Biobased alkyd/graphene oxide decorated with β–MnO2 nanorods as a robust ternary nanocomposite for surface coating

Abstract

In this paper, a controlled synthesis of graphene oxide nanosheets decorated with β–MnO2 nanorods (β-MnO2 NRs@GO) hybrid was reported via a facile chemical deposition system. For the first time, a biobased ternary nanocomposite series based on linseed oil alkyd filled with β–MnO2 NRs@GO hybrid was developed through a solution casting technique, applied on carbon steel as anticorrosive materials, and dried through an auto-oxidation mechanism. GO nanosheets with thickness <2 nm and β–MnO2 nanorods (NRs) with single-crystallinity, 20−30 nm mean diameter-size, <1 μm length, and exposed with [110] growth orientation of wurtzite structure were synthesized through controlled regimes. The synergetic effects of distributing different β–MnO2 NRs@GO hybrid concentrations in the alkyd matrix were studied to tune the coatings' mechanical and protective properties. The durability and thermal resistivity of the nanocomposite films were investigated. The surface and anticorrosion features of the ternary nanocomposites were studied through water contact angle (WCA), atomic force microscopy, scanning electron microscope, electrochemical analysis, and salt-fog experiment (in 5% NaCl solution). The highest reinforcing improvement with thorn-like protrusions roughness was achieved through a well-distribution of 2.5 wt% β–MnO2 NRs@GO nanofillers in the matrix.

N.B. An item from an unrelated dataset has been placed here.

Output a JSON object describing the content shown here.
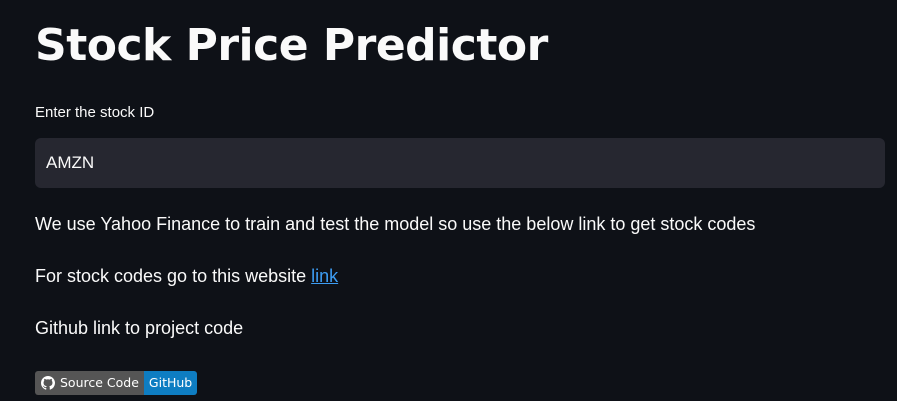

The alkyd/β–MnO2 NRs@GO (2.5 wt%) nanocomposite exhibited the highest hydrophobicity (WCA of 141°), root mean square roughness of 15.64 nm, thermal stability, and chemical resistance against 3 N NaOH solution for 24 h. Also, it showed the highest impact resistance (12.74 J), polarization resistance, and stability in a salt-fog environment for 500 h. This fascinating biobased nanocomposite coating provides a promising alternative for replacing petro-based anticorrosive surfaces for the sustainable future environment.